Ayberk Yurtsever, Turkish Red Crescent
What event might bring together teachers, community leaders and local religious leaders? A meal perhaps? Or a wedding reception? Both might – but the Turkish Red Crescent is now regularly bringing such people together for an altogether more important reason: to help save lives by raising awareness of disaster preparedness within their communities.
“Preparing to pull people from the ruins is one thing but we should be looking at how we protect them from the falling walls in the first place,” says Dr. Ahmet Mete Isikara, the previous director of the Bogaziçi University Kandilli Observatory, Earthquake Research Center. “Earthquakes don’t kill, but buildings do.”
As Dr Isikara speaks, his audience of community leaders listens and takes notes. They know what he says is important in helping them to reduce the impact of disasters. And they know he is an expert in his field. A volunteer with the Turkish Red Crescent since 2005, Dr Isikara is known in Turkey as the ‘earthquake grandpa’.

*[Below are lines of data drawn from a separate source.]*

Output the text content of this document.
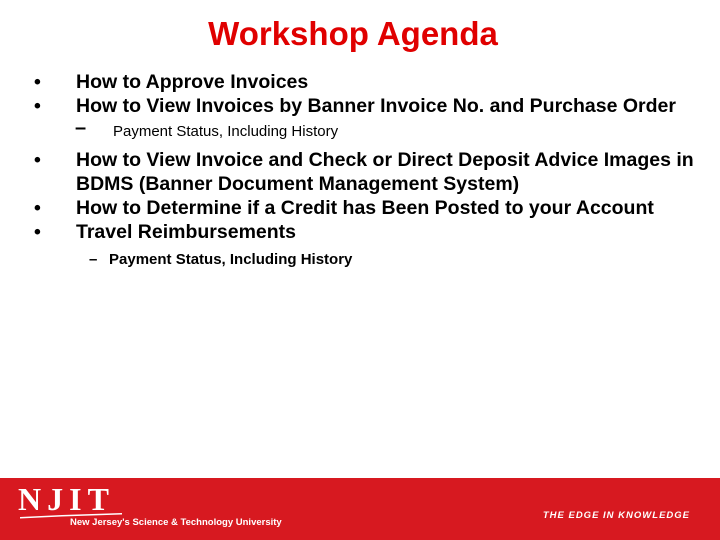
Workshop Agenda
•	How to Approve Invoices
•	How to View Invoices by Banner Invoice No. and Purchase Order
– Payment Status, Including History
•	How to View Invoice and Check or Direct Deposit Advice Images in BDMS (Banner Document Management System)
•	How to Determine if a Credit has Been Posted to your Account
•	Travel Reimbursements
– Payment Status, Including History
NJIT
New Jersey's Science & Technology University
THE EDGE IN KNOWLEDGE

Dr Isikara’s presentation is one of a series of meetings organized this year by the Turkish Red Crescent aimed at ‘reducing the impact of catastrophes and sensitizing the community’. The participants are teachers, community leaders and local religious leaders from Istanbul, which was chosen as the pilot zone. All have a shared goal: to minimize the harmful effects of a likely catastrophe and to join forces in preparing for the disaster.
The aim of the project is to build the capacity of Turkish Red Crescent branches in Istanbul to raise community awareness of disaster preparedness and risk reduction. This will be done through community leaders and will therefore build a community-based culture of risk reduction.

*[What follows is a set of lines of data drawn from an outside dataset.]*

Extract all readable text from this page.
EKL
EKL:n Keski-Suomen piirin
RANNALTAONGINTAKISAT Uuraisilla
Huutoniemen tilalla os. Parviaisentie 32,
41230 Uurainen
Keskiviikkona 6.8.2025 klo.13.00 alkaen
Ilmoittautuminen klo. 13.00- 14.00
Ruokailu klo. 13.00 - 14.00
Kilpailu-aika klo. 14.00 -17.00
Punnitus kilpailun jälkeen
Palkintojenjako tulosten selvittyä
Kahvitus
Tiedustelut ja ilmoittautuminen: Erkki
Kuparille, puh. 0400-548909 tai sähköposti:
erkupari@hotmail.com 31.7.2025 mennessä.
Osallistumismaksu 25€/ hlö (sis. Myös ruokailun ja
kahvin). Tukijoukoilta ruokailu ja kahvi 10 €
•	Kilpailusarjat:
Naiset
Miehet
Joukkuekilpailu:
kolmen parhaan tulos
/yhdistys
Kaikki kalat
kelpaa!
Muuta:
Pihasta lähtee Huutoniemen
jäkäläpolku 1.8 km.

As a first step, formal agreements were signed with partners such as the Ministry of National Education, the Ministry of Internal Affairs and the Presidency of Religious Affairs. This was followed by a training of trainers in Turkish Red Crescent branches in Istanbul. Some 87 staff and volunteers in 26 Red Crescent branches received instructor training.
These branches have now begun to cascade their knowledge through the pyramid layers of society by training 10 community leaders, 10 religious leaders and 20 teachers from their own neighbourhoods. In total, 282 teachers, 190 religious leaders and 108 community leaders have been trained through this project alone.
The training covers general information about the Red Crescent, disaster preparedness, disaster intervention, risk reduction, how to protect oneself during an earthquake, the role of community leaders in disaster situations, community participation, psychological first aid, and how to make effective presentations. Prof. Isikara emphasized the importance of disaster preparedness to community leaders. “We have to learn to live with earthquakes,” he said. “If you don’t respect Nature, it won’t respect you either.”
The main expectation from the project is that community leaders will be able to share what they have learned with other groups in the community. In this way, awareness of disasters and disaster preparedness will be raised at all levels. Community leaders are also expected to set up ‘safe living corners’ in schools, mosques and community leader offices, organize disaster preparedness activities in local streets and schools, volunteer time to support the Red Crescent in normal times and in emergencies, and keep in touch with the nearest Red Crescent branch.
At every presentation, Dr Isikara tells his audience that ‘knowledge saves lives’. In partnership with the Turkish Red Crescent, therefore, community leaders have been given one of the greatest responsibilities of all – by helping to reduce the impact of disasters, they are indeed saving lives.